I ignore that. “Okay, so you steered clear of her. Then?”
“About a month ago, we did a job at the Delphi, a small estate. You weren’t there. Just Jeff and Hank. I was lugging stuff out for Alex. And she saw me. She caught me outside when I was alone putting things in my van and... asked me to come see her.”
“Did you recognize her?”
“She hadn’t changed nearly as much as I had. And she recognized me.” He clears his throat. “Like I say, prison broke me. But I did learn to think more — what would be the word — more cunningly . And I had thought about her story.” He gives a dry smile. “Often. As you can imagine. It was too...”
“What?”
“I kept seeing patterns. I killed the second husband, somebody killed the first. The guy who killed the first got killed — at least that’s what she’d said. It couldn’t be simpler, I felt. I did it for her. So maybe the others did it for her.”
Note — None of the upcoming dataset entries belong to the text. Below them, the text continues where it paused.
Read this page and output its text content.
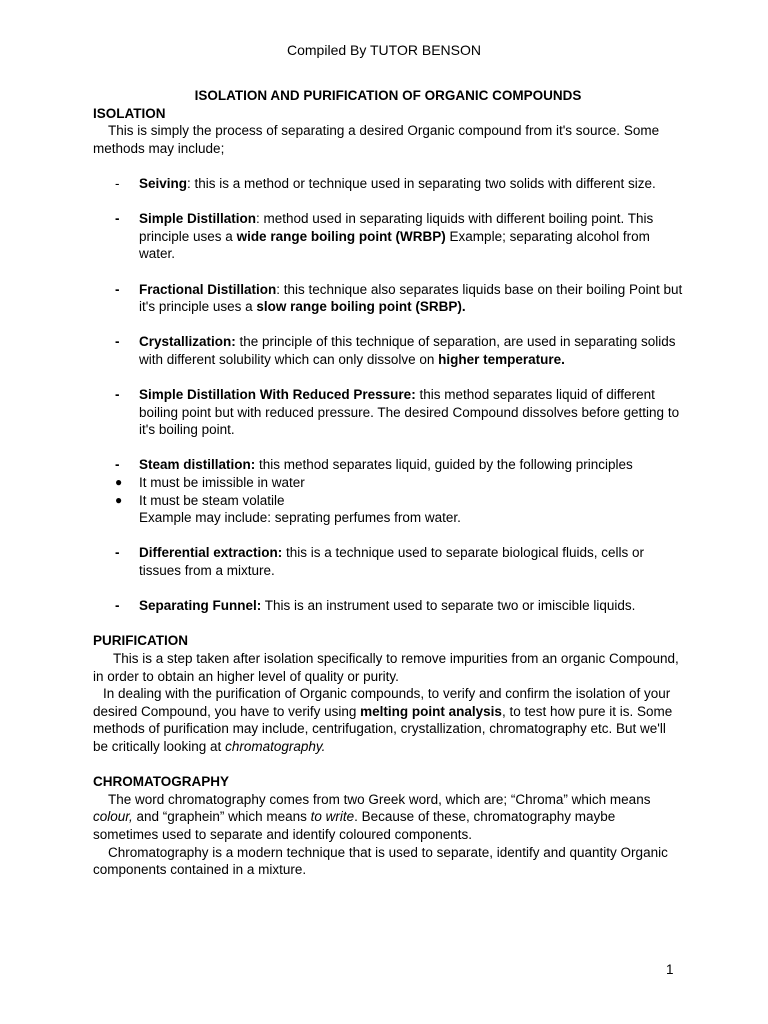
Compiled By TUTOR BENSON

ISOLATION AND PURIFICATION OF ORGANIC COMPOUNDS

ISOLATION

This is simply the process of separating a desired Organic compound from it's source. Some methods may include;

- Seiving: this is a method or technique used in separating two solids with different size.
- Simple Distillation: method used in separating liquids with different boiling point. This principle uses a wide range boiling point (WRBP) Example; separating alcohol from water.
- Fractional Distillation: this technique also separates liquids base on their boiling Point but it's principle uses a slow range boiling point (SRBP).
- Crystallization: the principle of this technique of separation, are used in separating solids with different solubility which can only dissolve on higher temperature.
- Simple Distillation With Reduced Pressure: this method separates liquid of different boiling point but with reduced pressure. The desired Compound dissolves before getting to it's boiling point.
- Steam distillation: this method separates liquid, guided by the following principles
● It must be imissible in water
● It must be steam volatile
Example may include: seprating perfumes from water.
- Differential extraction: this is a technique used to separate biological fluids, cells or tissues from a mixture.
- Separating Funnel: This is an instrument used to separate two or imiscible liquids.

PURIFICATION

This is a step taken after isolation specifically to remove impurities from an organic Compound, in order to obtain an higher level of quality or purity.

In dealing with the purification of Organic compounds, to verify and confirm the isolation of your desired Compound, you have to verify using melting point analysis, to test how pure it is. Some methods of purification may include, centrifugation, crystallization, chromatography etc. But we'll be critically looking at chromatography.

CHROMATOGRAPHY

The word chromatography comes from two Greek word, which are; “Chroma” which means colour, and “graphein” which means to write. Because of these, chromatography maybe sometimes used to separate and identify coloured components.

Chromatography is a modern technique that is used to separate, identify and quantity Organic components contained in a mixture.

1
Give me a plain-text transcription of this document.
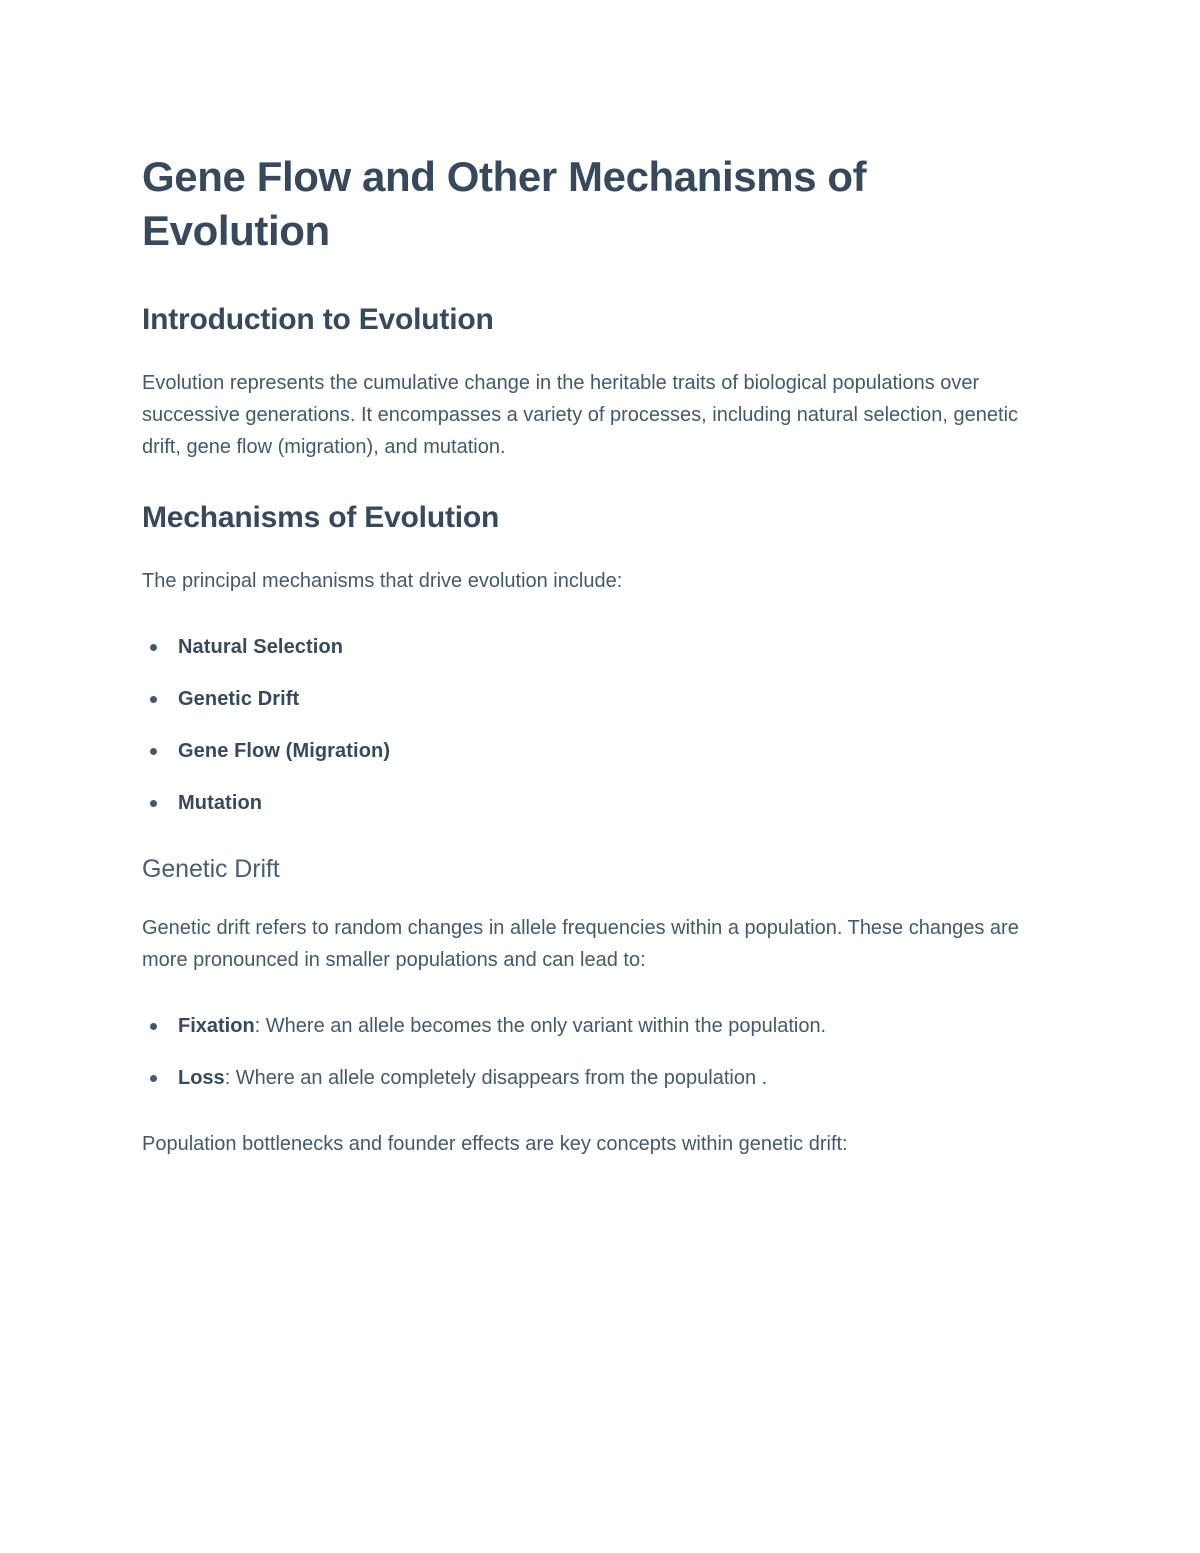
Gene Flow and Other Mechanisms of Evolution
Introduction to Evolution

Evolution represents the cumulative change in the heritable traits of biological populations over successive generations. It encompasses a variety of processes, including natural selection, genetic drift, gene flow (migration), and mutation.

Mechanisms of Evolution

The principal mechanisms that drive evolution include:

Natural Selection
Genetic Drift
Gene Flow (Migration)
Mutation
Genetic Drift

Genetic drift refers to random changes in allele frequencies within a population. These changes are more pronounced in smaller populations and can lead to:

Fixation: Where an allele becomes the only variant within the population.
Loss: Where an allele completely disappears from the population .

Population bottlenecks and founder effects are key concepts within genetic drift:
“Wait. Robineau killed Hogarth for her?”
“Could have been. Could have been just because Dorsett paid him, but I looked up what I could find and he hadn’t been a bad guy, just a silly rich drunk. So I think he may have done it for her, yes sir.”
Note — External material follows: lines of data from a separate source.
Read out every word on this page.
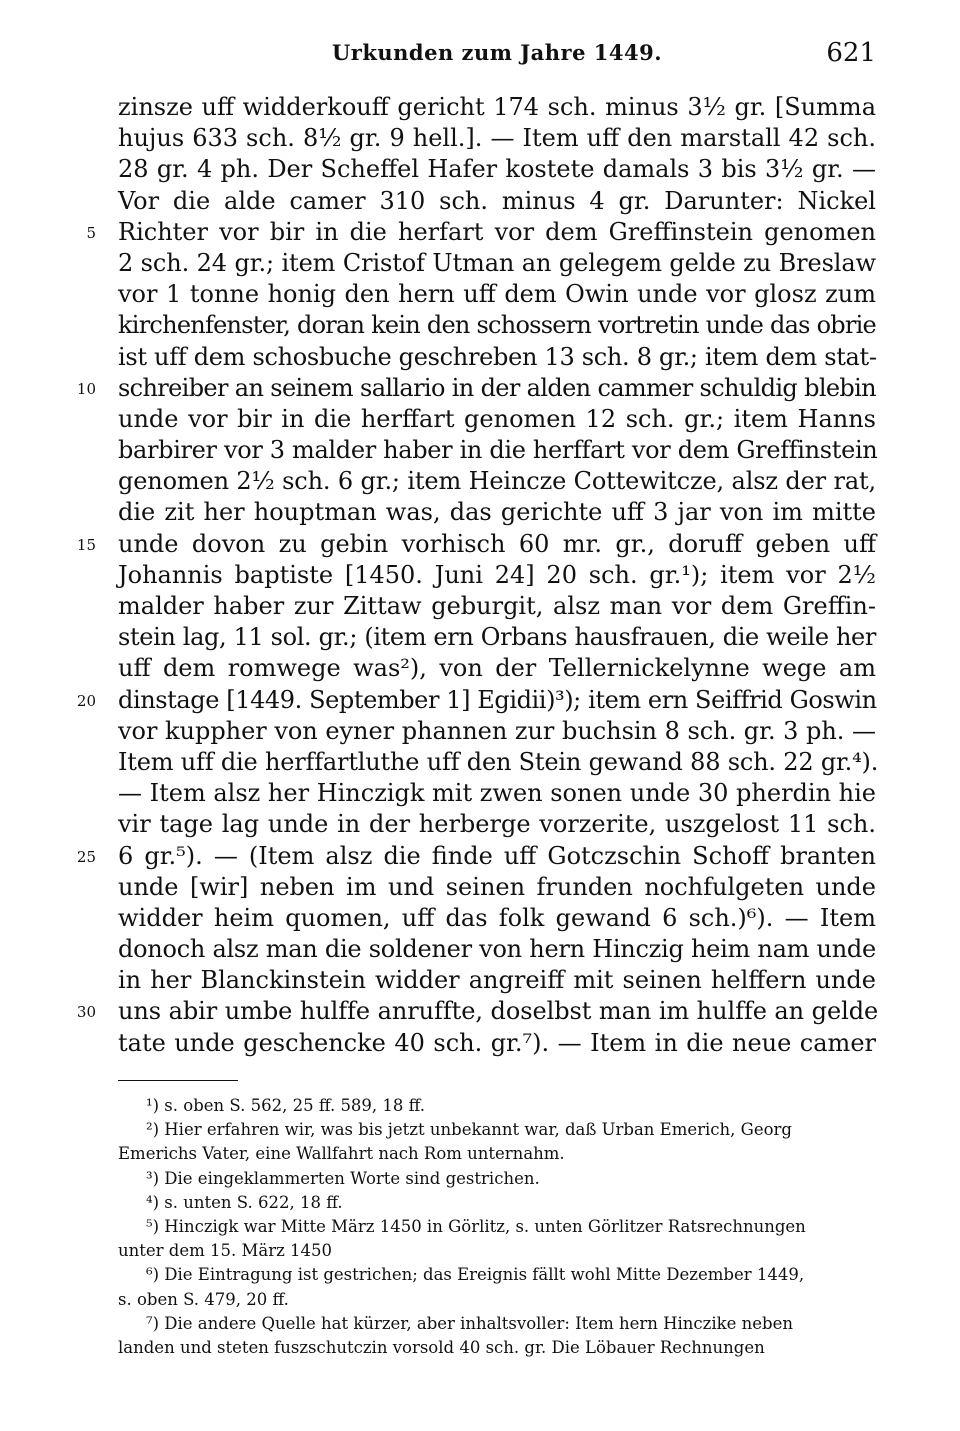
Urkunden zum Jahre 1449.	621
zinsze uff widderkouff gericht 174 sch. minus 3½ gr. [Summa
hujus 633 sch. 8½ gr. 9 hell.]. — Item uff den marstall 42 sch.
28 gr. 4 ph. Der Scheffel Hafer kostete damals 3 bis 3½ gr. —
Vor die alde camer 310 sch. minus 4 gr. Darunter: Nickel
5 Richter vor bir in die herfart vor dem Greffinstein genomen
2 sch. 24 gr.; item Cristof Utman an gelegem gelde zu Breslaw
vor 1 tonne honig den hern uff dem Owin unde vor glosz zum
kirchenfenster, doran kein den schossern vortretin unde das obrie
ist uff dem schosbuche geschreben 13 sch. 8 gr.; item dem stat-
10 schreiber an seinem sallario in der alden cammer schuldig blebin
unde vor bir in die herffart genomen 12 sch. gr.; item Hanns
barbirer vor 3 malder haber in die herffart vor dem Greffinstein
genomen 2½ sch. 6 gr.; item Heincze Cottewitcze, alsz der rat,
die zit her houptman was, das gerichte uff 3 jar von im mitte
15 unde dovon zu gebin vorhisch 60 mr. gr., doruff geben uff
Johannis baptiste [1450. Juni 24] 20 sch. gr.¹); item vor 2½
malder haber zur Zittaw geburgit, alsz man vor dem Greffin-
stein lag, 11 sol. gr.; (item ern Orbans hausfrauen, die weile her
uff dem romwege was²), von der Tellernickelynne wege am
20 dinstage [1449. September 1] Egidii)³); item ern Seiffrid Goswin
vor kuppher von eyner phannen zur buchsin 8 sch. gr. 3 ph. —
Item uff die herffartluthe uff den Stein gewand 88 sch. 22 gr.⁴).
— Item alsz her Hinczigk mit zwen sonen unde 30 pherdin hie
vir tage lag unde in der herberge vorzerite, uszgelost 11 sch.
25 6 gr.⁵). — (Item alsz die finde uff Gotczschin Schoff branten
unde [wir] neben im und seinen frunden nochfulgeten unde
widder heim quomen, uff das folk gewand 6 sch.)⁶). — Item
donoch alsz man die soldener von hern Hinczig heim nam unde
in her Blanckinstein widder angreiff mit seinen helffern unde
30 uns abir umbe hulffe anruffte, doselbst man im hulffe an gelde
tate unde geschencke 40 sch. gr.⁷). — Item in die neue camer
¹) s. oben S. 562, 25 ff. 589, 18 ff.
²) Hier erfahren wir, was bis jetzt unbekannt war, daß Urban Emerich, Georg
Emerichs Vater, eine Wallfahrt nach Rom unternahm.
³) Die eingeklammerten Worte sind gestrichen.
⁴) s. unten S. 622, 18 ff.
⁵) Hinczigk war Mitte März 1450 in Görlitz, s. unten Görlitzer Ratsrechnungen
unter dem 15. März 1450
⁶) Die Eintragung ist gestrichen; das Ereignis fällt wohl Mitte Dezember 1449,
s. oben S. 479, 20 ff.
⁷) Die andere Quelle hat kürzer, aber inhaltsvoller: Item hern Hinczike neben
landen und steten fuszschutczin vorsold 40 sch. gr. Die Löbauer Rechnungen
“And Dorsett killed Robineau?”
“So she said. For her, I think. I mean, at her behest. Possibly.”
“And you killed Dorsett.”
“Indisputably. So, if you pay attention to the pattern, someone ought to kill me. I’m the loose end. She could have been looking for me, but I would have been hard to find. I’d entered the cash economy. I have no phone. And maybe she just didn’t have a man to sic on me.”
“Well, maybe,” I say.
“I don’t have a lot of evidence. But she said she was happy to see me. Now, should she have been happy?”
“Well, you’d been a stand-up guy and gone to jail without ratting on her. You might have been her idea of a hero,” I say, though I know he’s right.
He shakes his head. “But I could still have sent her to prison. Now.”
“Let me get this straight: She knew you were going to kill the husband ahead of time?”